ETUDE HISTORIQUE SUR L'ABBAYE DE BOUZONVILLE
34/42

EPOQUE MODERNE : DE L'EDIFICE MEDIEVAL AUX RECONSTRUCTIONS MODERNES DES XVIIe ET XVIIIe SIECLES ( 1497-1789 )

INCENDIE DU MONASTERE ET RECONSTRUCTIONS MODERNES (1684-1789)

Prospérité nouvelle( 1680-1789 )

Une abbaye en expansion

Agrandissement

Les édiles municipaux n'eurent de cesse, durant tout le XVIIIe siècle, de créer une paroisse dans le bourg, qui dépendait depuis le haut Moyen Âge de la " cure fossile " de Vaudreching, malgré un bon millier de communiants. Dès 1715, au moment de l'élargissement du collatéral sud, lié peut-être à ce projet, il fut question du transfert du titre paroissial de Vaudreching à Bouzonville. L'église Sainte-Croix était en effet pressentie pour servir d'église paroissiale. Après de multiples rebondissements et devant l'exiguïté et la vétusté de l'église mère de Vaudreching, l'évêque de Metz Louis de Montmorency-Laval ( 1760-1802 ) ordonna le transfert du titre en 1768, et l'érection à Bouzonville d'une nouvelle église dédiée à saint Rémi. Devant les réticences de certains, ce projet fut freiné, et alors qu'il était sur le point d'aboutir, comme le montre le projet définitif de 1788, la Révolution allait le rendre caduc. Durant tout le XVIIIe siècle, la piété populaire ne se démentit pas : un pèlerinage autour des reliques de la Croix de l'abbaye se développa, et en 1719, une confrérie du Saint-Sacrement fut créée dans l'église abbatiale.
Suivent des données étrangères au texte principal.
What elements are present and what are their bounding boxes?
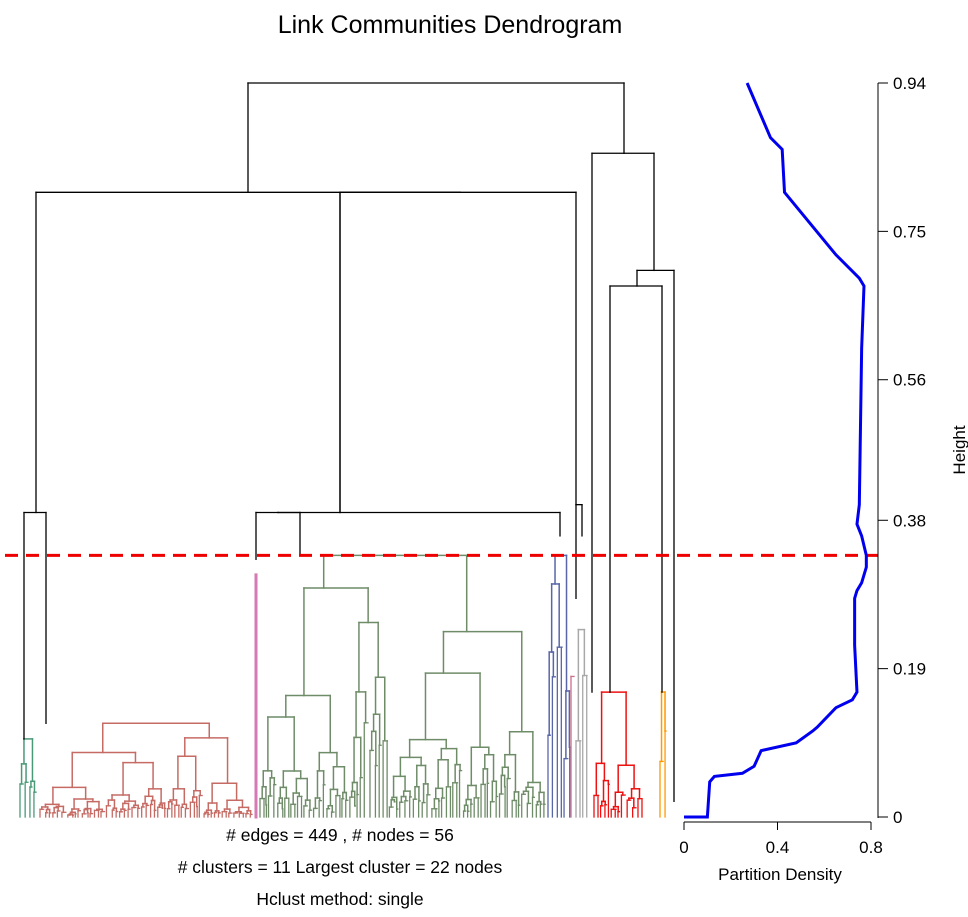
x-tick-label: 0: [679, 838, 688, 857]
y-axis-label: Height: [950, 425, 968, 474]
partition-density-line: [684, 82, 868, 819]
y-tick-label: 0.75: [893, 222, 926, 241]
dendrogram-tree: [19, 82, 675, 819]
y-tick-label: 0.94: [893, 74, 926, 93]
y-tick-label: 0.38: [893, 511, 926, 530]
caption-edges-nodes: # edges = 449 , # nodes = 56: [226, 825, 454, 845]
y-tick-label: 0.56: [893, 371, 926, 390]
y-tick-label: 0.19: [893, 660, 926, 679]
x-tick-label: 0.4: [766, 838, 790, 857]
y-axis: 0 0.19 0.38 0.56 0.75 0.94: [877, 74, 926, 827]
caption-clusters: # clusters = 11 Largest cluster = 22 nod…: [178, 857, 503, 877]
y-tick-label: 0: [893, 808, 902, 827]
x-axis-label: Partition Density: [718, 865, 842, 884]
x-tick-label: 0.8: [859, 838, 883, 857]
x-axis-partition-density: 0 0.4 0.8: [679, 821, 883, 857]
chart-title: Link Communities Dendrogram: [278, 11, 623, 39]
caption-hclust-method: Hclust method: single: [256, 889, 423, 909]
La congrégation de Saint-Vanne, et ses vingt-sept monastères lorrains, était particulièrement vigoureuse : la baisse des effectifs, qui atteignit principalement les ordres mendiants, ne la toucha pas. L'effectif de la communauté de Bouzonville doubla même entre 1700 et 1760 : le nombre des religieux, tombé à six en 1668, passa à neuf en 1699, puis à dix-sept en 1742, et enfin à dix-huit en 1759. Ce nombre diminua progressivement à partir de cette date avec dix-sept membres en 1766, et treize en 1790.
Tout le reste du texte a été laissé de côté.